By the end of the course, you’ll be able to:
- describe supervised learning and identify what kind of tasks it is suitable for
- explain common machine learning concepts such as classification and regression, training and testing, overfitting, parameters and hyperparameters, and the golden rule
- choose a correct predictive modelling technique (e.g., regression or classification) given the available data
- identify when and why to apply data pre-processing techniques such as scaling and one-hot encoding
- describe at a high level how common machine learning algorithms work, including decision trees, and k-nearest neighbours
- use Python and the scikit-learn package to develop an end-to-end supervised machine learning pipeline.
Course outline
Week 1 and Week 2
- Module 1: Machine Learning Technology
- Module 2: Decision Trees
- Module 3: Splitting, Cross-Validation and the Fundamental Tradeoff
Week 3 and Week 4
- Module 4: Similarity-Based Approaches to Supervised Learning
- Module 5: Preprocessing Numerical Features, Pipelines and Hyperparameter Optimization
Week 5 and Week 6
- Module 6: Preprocessing Categorical Variables and Sklearn’s ColumnTransformer
- Module 7: Assessment and Measurements
- Module 8: Linear Models
Week 7
- Final Project
How am I assessed?
Each course module includes an auto-graded assignment. In weeks 4 and 7, you take an online 45-minute open-book quiz that covers materials from modules 1–4 and 5–8 respectively. At the end of the Week 7, you complete a final project using the skills you learned in the course. You must obtain an overall grade of 70% or higher, and complete the final project, to pass the course.
Expected effort
Expect to spend 8–12 hours per week to complete weekly modules, auto-graded quizzes, open-book quizzes and the final project.
Technology requirements
To take this course, and for the best experience, we recommend you have access to:
- an email account
- a computer, laptop or tablet
- the latest version of a web browser (or previous major version release)

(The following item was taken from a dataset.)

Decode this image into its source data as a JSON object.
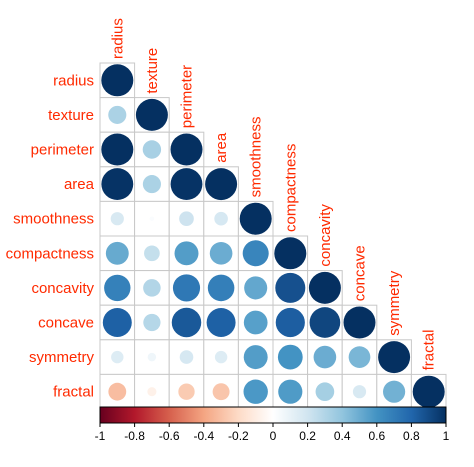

- a reliable internet connection.
For virtual office hours, you’ll also need:
- a video camera and microphone.
One day before the start of your course, we’ll email you step-by-step instructions for accessing your course.
Requisites
The prerequisite course is Programming in Python for Data Science.
You must complete the prerequisite course before starting Introduction to Machine Learning.
Course format
This course is 100% online and facilitator supported with weekly facilitator office hours. Course work is done independently and at your own pace within deadlines set by your facilitator. Log in anytime to your course to access the modules.
Course virtual office hours (subject to change)
- Mondays, 6:30-7:30pm Pacific Time
- Wednesdays, 6:30-7:30pm Pacific Time
Join your facilitator and classmates by video conferencing to discuss course materials and assignments, receive feedback and ask questions.